Testamentsvollstrecker

Rechtsanwalt und Notar Ulrich Holzer ist Ihr zertifizierter Testamentsvollstrecker (AGT).


Im Testament kann ein Testamentsvollstrecker ernannt werden. Die Testamentsvollstreckung hat die Funktion, den Willen des Erblassers auszuführen und abzusichern. Die Anordnung kommt vor allem dann in Betracht, wenn

  •  der Erblasser bei einer Vielzahl von Erben oder Vermächtnisnehmern eine ordnungsgemäße Abwicklung sicherstellen will;
  • zum Schutz gegen unerfahrene oder böswillige Erben oder zum Schutz des Nachlasses gegen Verschleuderung oder Zersplitterung eine lang dauernde Verwaltung für notwendig hält;
  • den Erben vor seinen Eigengläubigern schützen will;
  • bei Unternehmen die Kontinuität der Fortführung gewährleisten will.
Testamentsvollstrecker in Bocholt - Ulrich Holzer

 


Formulierungsbeispiel:


               "Ich ordne Testamentsvollstreckung an. Zum Testamentsvollstrecker ernenne ich Herrn Steuerberater Manfed Mustermann, Bocholt, ersatzweise dessen Sozietätspartnerin Nicole Musterfrau, Bocholt. Wiederum ersatzweise ersuche ich das Nachlassgericht, einen geeigneten Testamentsvollstrecker zu ernennen.


Aufgabe des Testamentsvollstreckers ist es, die Vermächtnisse zu erfüllen und die Auseinandersetzung unter meinen Erben zu bewirken. Die Auseinandersetzung soll innerhalb von neun Monaten nach dem Erbfall erfolgen, nicht jedoch vor Zahlung der Erbschaftsteuer. Mit Erledigung dieser Aufgaben endet die Testamentsvollstreckung.


Der Testamentsvollstrecker ist von den Beschränkungen des § 181 BGB befreit.


Der Testamentsvollstrecker hat Anspruch auf Ersatz seiner Aufwendungen und daneben auf eine Vergütung nach Maßgabe der Vergütungsempfehlungen des Deutschen Notarvereins, alles zuzüglich Umsatzsteuer, soweit anfallend."

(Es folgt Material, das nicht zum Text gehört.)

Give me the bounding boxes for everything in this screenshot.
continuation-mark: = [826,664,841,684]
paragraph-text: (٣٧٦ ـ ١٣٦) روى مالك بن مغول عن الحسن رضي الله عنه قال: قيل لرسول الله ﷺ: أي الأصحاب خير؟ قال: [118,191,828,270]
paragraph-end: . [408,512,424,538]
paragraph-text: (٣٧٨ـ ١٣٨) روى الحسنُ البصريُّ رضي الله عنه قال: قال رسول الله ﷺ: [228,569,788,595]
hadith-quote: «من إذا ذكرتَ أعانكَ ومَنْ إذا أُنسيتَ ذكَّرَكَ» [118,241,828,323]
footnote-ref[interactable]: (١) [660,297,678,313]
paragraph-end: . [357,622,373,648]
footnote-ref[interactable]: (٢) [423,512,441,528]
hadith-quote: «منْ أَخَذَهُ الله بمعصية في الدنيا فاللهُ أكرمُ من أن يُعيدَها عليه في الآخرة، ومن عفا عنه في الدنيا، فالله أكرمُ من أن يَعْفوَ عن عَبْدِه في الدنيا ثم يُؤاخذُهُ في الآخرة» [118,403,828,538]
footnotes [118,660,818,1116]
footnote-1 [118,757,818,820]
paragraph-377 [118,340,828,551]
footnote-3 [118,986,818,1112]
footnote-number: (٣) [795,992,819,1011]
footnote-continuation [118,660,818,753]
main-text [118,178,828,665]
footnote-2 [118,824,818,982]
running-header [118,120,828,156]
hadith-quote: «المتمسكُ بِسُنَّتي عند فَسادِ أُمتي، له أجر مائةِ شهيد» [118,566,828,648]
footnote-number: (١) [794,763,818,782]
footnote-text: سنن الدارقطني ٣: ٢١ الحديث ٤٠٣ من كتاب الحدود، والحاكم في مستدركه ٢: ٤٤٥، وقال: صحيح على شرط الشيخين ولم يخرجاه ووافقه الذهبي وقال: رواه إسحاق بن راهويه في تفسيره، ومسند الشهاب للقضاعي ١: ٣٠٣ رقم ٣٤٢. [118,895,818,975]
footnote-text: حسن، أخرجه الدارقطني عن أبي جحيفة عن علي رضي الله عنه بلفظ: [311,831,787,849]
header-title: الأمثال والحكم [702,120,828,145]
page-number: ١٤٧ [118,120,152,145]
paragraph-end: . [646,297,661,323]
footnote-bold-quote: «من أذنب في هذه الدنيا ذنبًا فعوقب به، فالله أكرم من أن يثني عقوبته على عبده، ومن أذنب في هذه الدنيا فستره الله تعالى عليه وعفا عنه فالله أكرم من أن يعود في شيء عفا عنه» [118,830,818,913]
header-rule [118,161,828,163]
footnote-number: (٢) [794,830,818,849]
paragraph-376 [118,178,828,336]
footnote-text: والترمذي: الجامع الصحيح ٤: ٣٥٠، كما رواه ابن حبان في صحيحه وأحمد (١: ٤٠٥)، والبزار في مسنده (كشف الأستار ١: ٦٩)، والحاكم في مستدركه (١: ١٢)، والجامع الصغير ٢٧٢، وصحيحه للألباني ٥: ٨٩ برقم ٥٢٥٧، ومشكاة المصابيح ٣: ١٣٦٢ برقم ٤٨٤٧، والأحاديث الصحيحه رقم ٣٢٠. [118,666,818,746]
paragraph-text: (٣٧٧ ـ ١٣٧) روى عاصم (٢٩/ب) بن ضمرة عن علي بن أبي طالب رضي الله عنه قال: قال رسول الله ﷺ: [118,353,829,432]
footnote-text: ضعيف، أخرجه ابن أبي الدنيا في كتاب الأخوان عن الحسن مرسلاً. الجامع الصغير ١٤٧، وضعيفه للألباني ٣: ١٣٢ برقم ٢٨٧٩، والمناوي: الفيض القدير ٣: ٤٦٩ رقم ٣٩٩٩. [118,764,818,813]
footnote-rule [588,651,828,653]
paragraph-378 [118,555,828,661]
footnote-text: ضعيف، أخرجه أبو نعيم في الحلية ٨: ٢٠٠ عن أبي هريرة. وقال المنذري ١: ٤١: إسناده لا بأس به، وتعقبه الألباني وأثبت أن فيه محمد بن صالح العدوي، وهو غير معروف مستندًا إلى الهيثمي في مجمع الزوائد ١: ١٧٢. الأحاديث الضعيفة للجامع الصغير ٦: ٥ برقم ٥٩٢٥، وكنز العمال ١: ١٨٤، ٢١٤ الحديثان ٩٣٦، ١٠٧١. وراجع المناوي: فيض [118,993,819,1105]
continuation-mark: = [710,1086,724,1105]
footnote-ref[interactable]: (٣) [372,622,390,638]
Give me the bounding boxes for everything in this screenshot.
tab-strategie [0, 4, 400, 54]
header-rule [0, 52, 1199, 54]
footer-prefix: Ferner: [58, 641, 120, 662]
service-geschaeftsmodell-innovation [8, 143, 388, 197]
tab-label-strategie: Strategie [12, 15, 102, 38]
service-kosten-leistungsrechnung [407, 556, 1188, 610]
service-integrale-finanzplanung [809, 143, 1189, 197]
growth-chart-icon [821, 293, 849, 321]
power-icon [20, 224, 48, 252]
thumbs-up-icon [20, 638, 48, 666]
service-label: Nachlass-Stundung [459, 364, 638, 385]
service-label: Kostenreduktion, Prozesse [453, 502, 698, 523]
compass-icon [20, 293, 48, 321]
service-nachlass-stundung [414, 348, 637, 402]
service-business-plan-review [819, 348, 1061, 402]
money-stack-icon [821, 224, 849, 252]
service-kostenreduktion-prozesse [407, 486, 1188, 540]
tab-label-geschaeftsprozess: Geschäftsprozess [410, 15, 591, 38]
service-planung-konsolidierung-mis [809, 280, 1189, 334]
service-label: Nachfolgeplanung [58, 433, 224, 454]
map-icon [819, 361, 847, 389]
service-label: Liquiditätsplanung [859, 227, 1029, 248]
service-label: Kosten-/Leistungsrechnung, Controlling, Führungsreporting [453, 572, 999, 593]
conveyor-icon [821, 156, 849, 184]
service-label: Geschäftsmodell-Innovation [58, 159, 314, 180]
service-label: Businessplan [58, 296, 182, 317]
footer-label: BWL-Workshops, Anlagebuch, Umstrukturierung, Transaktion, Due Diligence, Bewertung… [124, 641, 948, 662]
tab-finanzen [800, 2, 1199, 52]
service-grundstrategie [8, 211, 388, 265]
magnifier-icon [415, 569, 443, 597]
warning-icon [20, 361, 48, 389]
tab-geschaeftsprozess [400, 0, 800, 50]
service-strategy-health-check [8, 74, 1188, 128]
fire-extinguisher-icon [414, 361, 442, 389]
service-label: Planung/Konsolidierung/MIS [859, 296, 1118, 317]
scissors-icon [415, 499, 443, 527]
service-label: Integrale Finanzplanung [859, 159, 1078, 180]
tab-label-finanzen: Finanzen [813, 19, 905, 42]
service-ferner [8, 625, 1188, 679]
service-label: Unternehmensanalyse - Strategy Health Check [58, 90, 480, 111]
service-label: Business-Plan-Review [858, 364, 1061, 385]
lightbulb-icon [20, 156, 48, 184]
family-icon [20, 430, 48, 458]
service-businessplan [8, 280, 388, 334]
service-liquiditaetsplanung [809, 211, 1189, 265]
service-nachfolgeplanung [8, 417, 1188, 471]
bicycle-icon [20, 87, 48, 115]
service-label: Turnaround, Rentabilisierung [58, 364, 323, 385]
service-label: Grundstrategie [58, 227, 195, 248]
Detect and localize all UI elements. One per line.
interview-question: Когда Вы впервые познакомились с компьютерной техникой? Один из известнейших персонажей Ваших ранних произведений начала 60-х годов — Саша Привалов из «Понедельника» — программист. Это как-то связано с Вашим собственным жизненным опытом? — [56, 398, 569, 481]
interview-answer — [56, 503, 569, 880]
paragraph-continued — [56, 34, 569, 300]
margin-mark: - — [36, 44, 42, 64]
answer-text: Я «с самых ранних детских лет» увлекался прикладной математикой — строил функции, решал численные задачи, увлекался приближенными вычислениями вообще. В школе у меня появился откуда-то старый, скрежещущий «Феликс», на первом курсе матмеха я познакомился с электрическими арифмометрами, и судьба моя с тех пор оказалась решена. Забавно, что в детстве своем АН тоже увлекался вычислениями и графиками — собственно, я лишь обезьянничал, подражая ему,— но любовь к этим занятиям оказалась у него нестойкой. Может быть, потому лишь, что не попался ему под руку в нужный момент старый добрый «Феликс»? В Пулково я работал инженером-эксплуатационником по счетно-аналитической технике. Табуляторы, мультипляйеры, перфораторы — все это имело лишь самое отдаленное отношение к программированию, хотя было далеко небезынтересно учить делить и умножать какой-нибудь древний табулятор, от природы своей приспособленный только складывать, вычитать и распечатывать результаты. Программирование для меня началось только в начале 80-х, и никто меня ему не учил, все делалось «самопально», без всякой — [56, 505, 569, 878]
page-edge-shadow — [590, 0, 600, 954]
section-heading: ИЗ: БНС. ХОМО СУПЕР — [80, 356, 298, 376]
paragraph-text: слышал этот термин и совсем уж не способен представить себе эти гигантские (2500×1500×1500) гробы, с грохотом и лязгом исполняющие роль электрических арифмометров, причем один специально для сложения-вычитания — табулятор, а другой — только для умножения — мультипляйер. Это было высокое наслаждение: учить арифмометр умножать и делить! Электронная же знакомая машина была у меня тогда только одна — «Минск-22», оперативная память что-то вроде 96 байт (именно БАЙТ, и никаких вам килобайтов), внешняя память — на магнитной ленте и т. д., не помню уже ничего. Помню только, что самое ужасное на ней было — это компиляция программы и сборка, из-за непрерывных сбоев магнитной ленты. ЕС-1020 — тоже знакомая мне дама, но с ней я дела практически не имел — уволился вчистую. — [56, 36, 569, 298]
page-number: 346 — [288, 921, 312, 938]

Zum Testamentsvollstrecker kann auch ein Miterbe ernannt werden. Oftmals gibt es zwischen den Erben und dem Testamentsvollstrecker allerdings gravierende Spannungen. Da ein Miterbe zusätzlich emotional befangen ist, empfiehlt es sich, eine neutrale Person zum Testamentsvollstrecker zu ernennen, die auch über die erforderlichen Rechtskenntnisse verfügt, um das Amt ordnungsgemäß auszuüben. 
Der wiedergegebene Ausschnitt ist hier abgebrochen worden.